И еще. На службе, насколько знал Игорь Иванович, каждый должен как-то доказать себя, то есть постоянно всем и каждому доказывать, что ты места своего достоин, а может быть, достоин и большего, – так винтики превращались в шурупчики, шурупчики становились рычагами, рычаги вырастали до приводных ремней, и уже приводные ремни незаметно, но очень тесно сливались с главным маховиком…

Но там, где случалось работать Игорю Ивановичу, от него никто не ждал и не требовал никаких доказательств, работаешь – и работай.

Когда время подошло к пенсии, и вовсе конфуз получился. С величайшим трудом были собраны почти все неизбежные справки, а если сказать, что, кроме справки о заключении и ссылке, все остальные собрать было ох как хлопотно, тут весь напрасный труд наружу и вылез, потому что напоследок в собесе потребовали метрическое свидетельство, или выписку из церковной книги, или, на худой конец, заменяющие их поручительства. А где был рожден Игорь Иванович, в каком году, в каком месяце, в каких книгах и на каком языке значились соответствующие записи, он и сам поручиться не мог, не только что искать каких-то там поручителей.

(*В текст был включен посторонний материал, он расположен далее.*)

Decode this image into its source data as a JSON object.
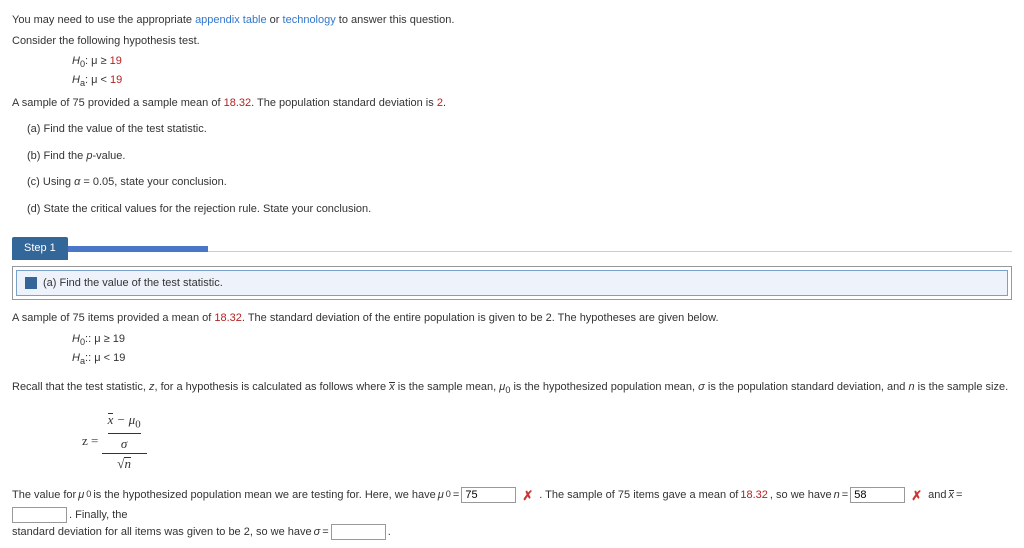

Так и вышло, что мечты о безбедных тридцати шести рублях, так славно гревшие Игоря Ивановича и Настю в последние перед пенсией годы, рухнули окончательно и бесповоротно.

И может быть, от неучастия своего в службе осталось у Игоря Ивановича почтительное уважение к конторским таинствам, делопроизводству, ко всему, где работа выполнялась с помощью чернил, карандашей, счетов и бумаги. Даже наблюдение такого рода работы производило на него сильное впечатление, и он видел единственный способ выказать свое уважение и понимание сложности и важности наблюдаемого дела лишь своим желанием как можно меньше мешать и не отвлекать людей, занятых службой.

Стены здания, куда направил свои шаги Игорь Иванович Дикштейн, были знамениты тем, что именно на них был произведен первый опыт мемориализации новейшей истории. Первый мраморный блин, если можно так высказаться, оказался не совсем удачным. В здании, мало чем отличавшемся от других городских сооружений, воздвигнутых под наблюдением архитекторов Шперера, Харламова или Дмитриева, в 1917 году разместился Гатчинский горсовет. В память об этом событии в 1927 году установили и открыли с музыкой и речами мемориальную доску, сообщавшую гражданам: «Здесь 10 лет назад находился первый Гатчинский горсовет…» Ровно через год начертанное на века устарело, встал вопрос: то ли каждый год подновлять надпись или сразу забить злополучные «10 лет назад»…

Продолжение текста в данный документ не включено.